Renee Radell’s introduction to still life began by drawing flowers in vases on her basement walls in Detroit as a toddler, of course with parental encouragement. Like most artists with formal training, she began serious still life drawing and painting while attending the Art School of Detroit Society of Arts & Crafts. Ever resourceful, she marketed her water color paintings in art competitions. For example, Still Life with Fish won first prize at Detroit’s prestigious Scarab Club in 1952.
For Renee Radell, still life ranked high in her hierarchy of genres and she never abandoned it for extended periods during her career. She managed to incorporate it into some of her strongest social commentary paintings as a secondary subject matter. As an illustration, Relevantly Irrelevant was an anti-war statement about the Vietnam War and still life provided a setting in which to couch the artist’s visceral protest art.
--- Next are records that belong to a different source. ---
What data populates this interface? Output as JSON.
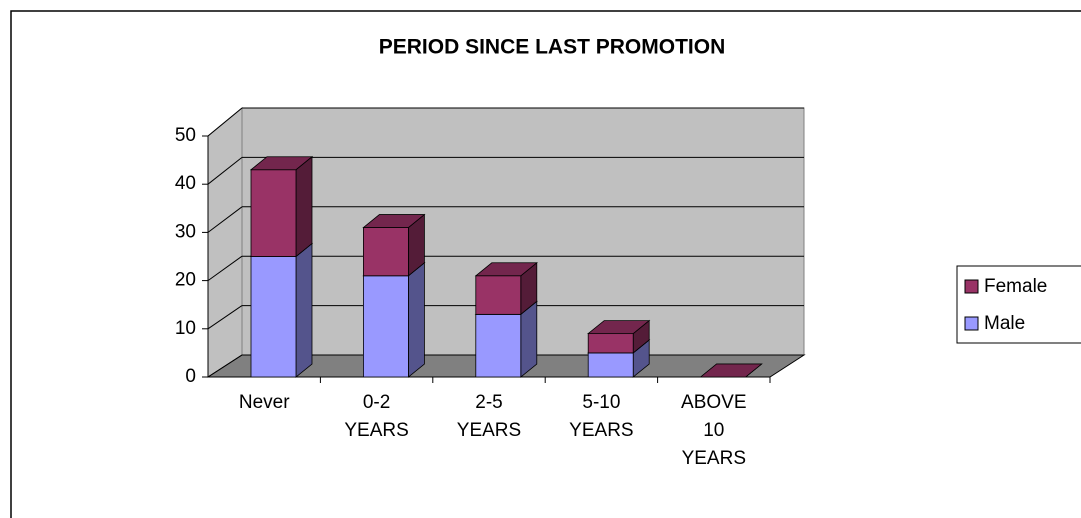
{
  "chart_data": {
    "type": "bar3d_stacked",
    "title": "PERIOD SINCE LAST PROMOTION",
    "categories": [
      "Never",
      "0-2 YEARS",
      "2-5 YEARS",
      "5-10 YEARS",
      "ABOVE 10 YEARS"
    ],
    "series": [
      {
        "name": "Male",
        "color": "#9999ff",
        "values": [
          25,
          21,
          13,
          5,
          0
        ]
      },
      {
        "name": "Female",
        "color": "#993366",
        "values": [
          18,
          10,
          8,
          4,
          0
        ]
      }
    ],
    "ylim": [
      0,
      50
    ],
    "yticks": [
      0,
      10,
      20,
      30,
      40,
      50
    ],
    "grid": true,
    "legend": "right"
  }
}
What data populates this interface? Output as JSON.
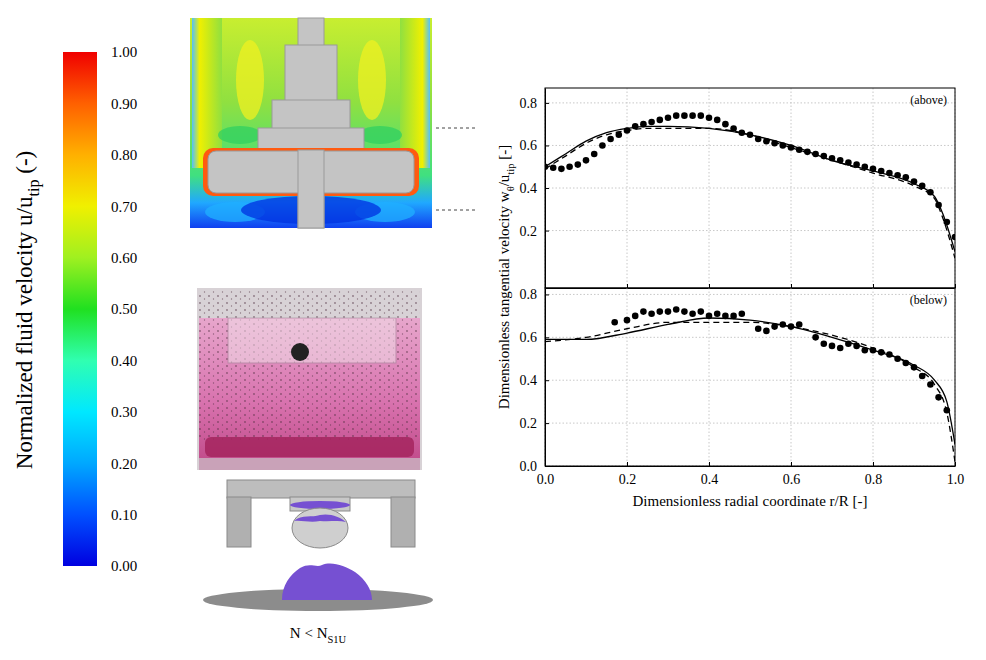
{
  "chart_data": [
    {
      "type": "colorbar",
      "title": [
        {
          "text": "Normalized fluid velocity u/u"
        },
        {
          "text": "tip",
          "sub": true
        },
        {
          "text": " (-)"
        }
      ],
      "ylim": [
        0,
        1
      ],
      "yticks": [
        {
          "value": 0,
          "label": "0.00"
        },
        {
          "value": 0.1,
          "label": "0.10"
        },
        {
          "value": 0.2,
          "label": "0.20"
        },
        {
          "value": 0.3,
          "label": "0.30"
        },
        {
          "value": 0.4,
          "label": "0.40"
        },
        {
          "value": 0.5,
          "label": "0.50"
        },
        {
          "value": 0.6,
          "label": "0.60"
        },
        {
          "value": 0.7,
          "label": "0.70"
        },
        {
          "value": 0.8,
          "label": "0.80"
        },
        {
          "value": 0.9,
          "label": "0.90"
        },
        {
          "value": 1,
          "label": "1.00"
        }
      ]
    },
    {
      "type": "line",
      "annotation": "(above)",
      "ylabel": [
        {
          "text": "Dimensionless tangential velocity w"
        },
        {
          "text": "θ",
          "sub": true
        },
        {
          "text": "/u"
        },
        {
          "text": "tip",
          "sub": true
        },
        {
          "text": " [-]"
        }
      ],
      "xlim": [
        0,
        1
      ],
      "xticks": [
        {
          "value": 0,
          "label": "0.0"
        },
        0.2,
        0.4,
        0.6,
        0.8,
        {
          "value": 1,
          "label": "1.0"
        }
      ],
      "ylim": [
        -0.07,
        0.87
      ],
      "yticks": [
        0.2,
        0.4,
        0.6,
        0.8
      ],
      "grid": true,
      "tick_labels": "y",
      "series": [
        {
          "type": "scatter",
          "marker": "circle",
          "color": "#000000",
          "x": [
            0,
            0.02,
            0.04,
            0.06,
            0.08,
            0.1,
            0.12,
            0.14,
            0.16,
            0.18,
            0.2,
            0.22,
            0.24,
            0.26,
            0.28,
            0.3,
            0.32,
            0.34,
            0.36,
            0.38,
            0.4,
            0.42,
            0.44,
            0.46,
            0.48,
            0.5,
            0.52,
            0.54,
            0.56,
            0.58,
            0.6,
            0.62,
            0.64,
            0.66,
            0.68,
            0.7,
            0.72,
            0.74,
            0.76,
            0.78,
            0.8,
            0.82,
            0.84,
            0.86,
            0.88,
            0.9,
            0.92,
            0.94,
            0.96,
            0.98,
            1
          ],
          "values": [
            0.5,
            0.495,
            0.49,
            0.5,
            0.51,
            0.53,
            0.56,
            0.6,
            0.63,
            0.65,
            0.67,
            0.69,
            0.7,
            0.71,
            0.72,
            0.73,
            0.74,
            0.74,
            0.74,
            0.74,
            0.73,
            0.72,
            0.7,
            0.68,
            0.66,
            0.65,
            0.63,
            0.62,
            0.61,
            0.6,
            0.59,
            0.58,
            0.57,
            0.56,
            0.55,
            0.54,
            0.53,
            0.52,
            0.51,
            0.5,
            0.49,
            0.48,
            0.47,
            0.46,
            0.45,
            0.43,
            0.41,
            0.38,
            0.32,
            0.24,
            0.17
          ]
        },
        {
          "type": "line",
          "line_style": "solid",
          "color": "#000000",
          "x": [
            0,
            0.05,
            0.1,
            0.15,
            0.2,
            0.25,
            0.3,
            0.4,
            0.5,
            0.6,
            0.7,
            0.8,
            0.9,
            0.95,
            0.97,
            1
          ],
          "values": [
            0.5,
            0.56,
            0.62,
            0.66,
            0.68,
            0.69,
            0.69,
            0.68,
            0.65,
            0.6,
            0.53,
            0.48,
            0.42,
            0.36,
            0.28,
            0.1
          ]
        },
        {
          "type": "line",
          "line_style": "dashed",
          "color": "#000000",
          "x": [
            0,
            0.05,
            0.1,
            0.15,
            0.2,
            0.25,
            0.3,
            0.4,
            0.5,
            0.6,
            0.7,
            0.8,
            0.9,
            0.95,
            0.97,
            1
          ],
          "values": [
            0.49,
            0.55,
            0.61,
            0.65,
            0.67,
            0.68,
            0.68,
            0.68,
            0.65,
            0.59,
            0.53,
            0.47,
            0.41,
            0.35,
            0.26,
            0.07
          ]
        }
      ]
    },
    {
      "type": "line",
      "annotation": "(below)",
      "xlabel": "Dimensionless radial coordinate r/R [-]",
      "xlim": [
        0,
        1
      ],
      "xticks": [
        {
          "value": 0,
          "label": "0.0"
        },
        0.2,
        0.4,
        0.6,
        0.8,
        {
          "value": 1,
          "label": "1.0"
        }
      ],
      "ylim": [
        0,
        0.83
      ],
      "yticks": [
        {
          "value": 0,
          "label": "0.0"
        },
        0.2,
        0.4,
        0.6,
        0.8
      ],
      "grid": true,
      "series": [
        {
          "type": "scatter",
          "marker": "circle",
          "color": "#000000",
          "x": [
            0.17,
            0.2,
            0.22,
            0.24,
            0.26,
            0.28,
            0.3,
            0.32,
            0.34,
            0.36,
            0.38,
            0.4,
            0.42,
            0.44,
            0.46,
            0.48,
            0.52,
            0.54,
            0.56,
            0.58,
            0.6,
            0.62,
            0.66,
            0.68,
            0.7,
            0.72,
            0.74,
            0.76,
            0.78,
            0.8,
            0.82,
            0.84,
            0.86,
            0.88,
            0.9,
            0.92,
            0.94,
            0.96,
            0.98
          ],
          "values": [
            0.67,
            0.68,
            0.7,
            0.72,
            0.71,
            0.72,
            0.72,
            0.73,
            0.72,
            0.71,
            0.72,
            0.7,
            0.71,
            0.7,
            0.7,
            0.71,
            0.64,
            0.63,
            0.65,
            0.66,
            0.65,
            0.66,
            0.6,
            0.57,
            0.56,
            0.55,
            0.57,
            0.56,
            0.54,
            0.54,
            0.53,
            0.52,
            0.5,
            0.48,
            0.46,
            0.42,
            0.38,
            0.32,
            0.26
          ]
        },
        {
          "type": "line",
          "line_style": "solid",
          "color": "#000000",
          "x": [
            0,
            0.1,
            0.2,
            0.3,
            0.4,
            0.5,
            0.6,
            0.7,
            0.8,
            0.9,
            0.95,
            0.98,
            1
          ],
          "values": [
            0.59,
            0.59,
            0.62,
            0.66,
            0.69,
            0.68,
            0.65,
            0.6,
            0.54,
            0.47,
            0.4,
            0.3,
            0.1
          ]
        },
        {
          "type": "line",
          "line_style": "dashed",
          "color": "#000000",
          "x": [
            0,
            0.1,
            0.2,
            0.3,
            0.4,
            0.5,
            0.6,
            0.7,
            0.8,
            0.9,
            0.95,
            0.98,
            1
          ],
          "values": [
            0.58,
            0.6,
            0.64,
            0.67,
            0.67,
            0.67,
            0.65,
            0.61,
            0.55,
            0.46,
            0.38,
            0.25,
            0.02
          ]
        }
      ]
    }
  ],
  "caption": [
    {
      "text": "N < N"
    },
    {
      "text": "S1U",
      "sub": true
    }
  ]
}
Similarly, an excerpt from Renee Radell Web of Circumstance by Eleanor Heartney elucidates the artist’s painterly version of protest art with sociopolitical themes framed in still life settings
“Collage reappears in Relevantly Irrelevant (1972), which serves as a kind of memento mori for the Vietnam War. Here, a placid and lushly painted still life is interrupted by a photograph of a prisoner being transported through a North Vietnamese village in an ox cart. The work serves as a reminder of the strange schizophrenia that engulfs the populace when a war is conducted far away. It also puts the magnitude of war’s tragedy within the context of seemingly relevant everyday pleasures. There are echoes of this work in the much later Floral Tribute – 9-11 (2001), which was painted in the aftermath of the attacks on the World Trade Center. Here again, a vase of flowers on a studio table presents the deceptively peaceful setting for framed sculptural images that provide a more tangible dimension than a painted surface alone can offer to honor those who died when the towers fell.”
Still life regularly appears in Renee Radell’s allegorical work, nearly always venturing into surrealsim. This is not surprising for those who know that in the imagination of the artist, studio props have personalities and are capable of animation.
The Puppet House, for example, is an early “morality play” in which studio props come to life while “Reason [is] Held Hostage“. In nearly all paintings of this extensive series, inanimate forms participate, such as King and Queen with Court. Decades later, in Trial of Innocence a favorite doll reappears, symbolizing the vulnerability of youth, unprotected by law in a society suffocating in violence.
Decades later, the artist continues to include her studio comrades in picture after picture, enticing the viewer to participate in an imaginary world where life’s challenges are recast and somehow manageable. Recent delightful works such as Studio Still life with Pinocchio show her continual generation of powerful social commentary statements in inimitable artistic language while offering compendiums of some of her favorite studio objects – the wooden bird, the doll’s head, the puppets and the horse statuette that appear in other works.
In sum, still life for Renee Radell is a constant challenge, as portrayed in Confrontation on 28th Street. It provides a renewable platform for experimentation with new materials, new aesthetic challenges, and at times on which to convey profound philosophical ideas.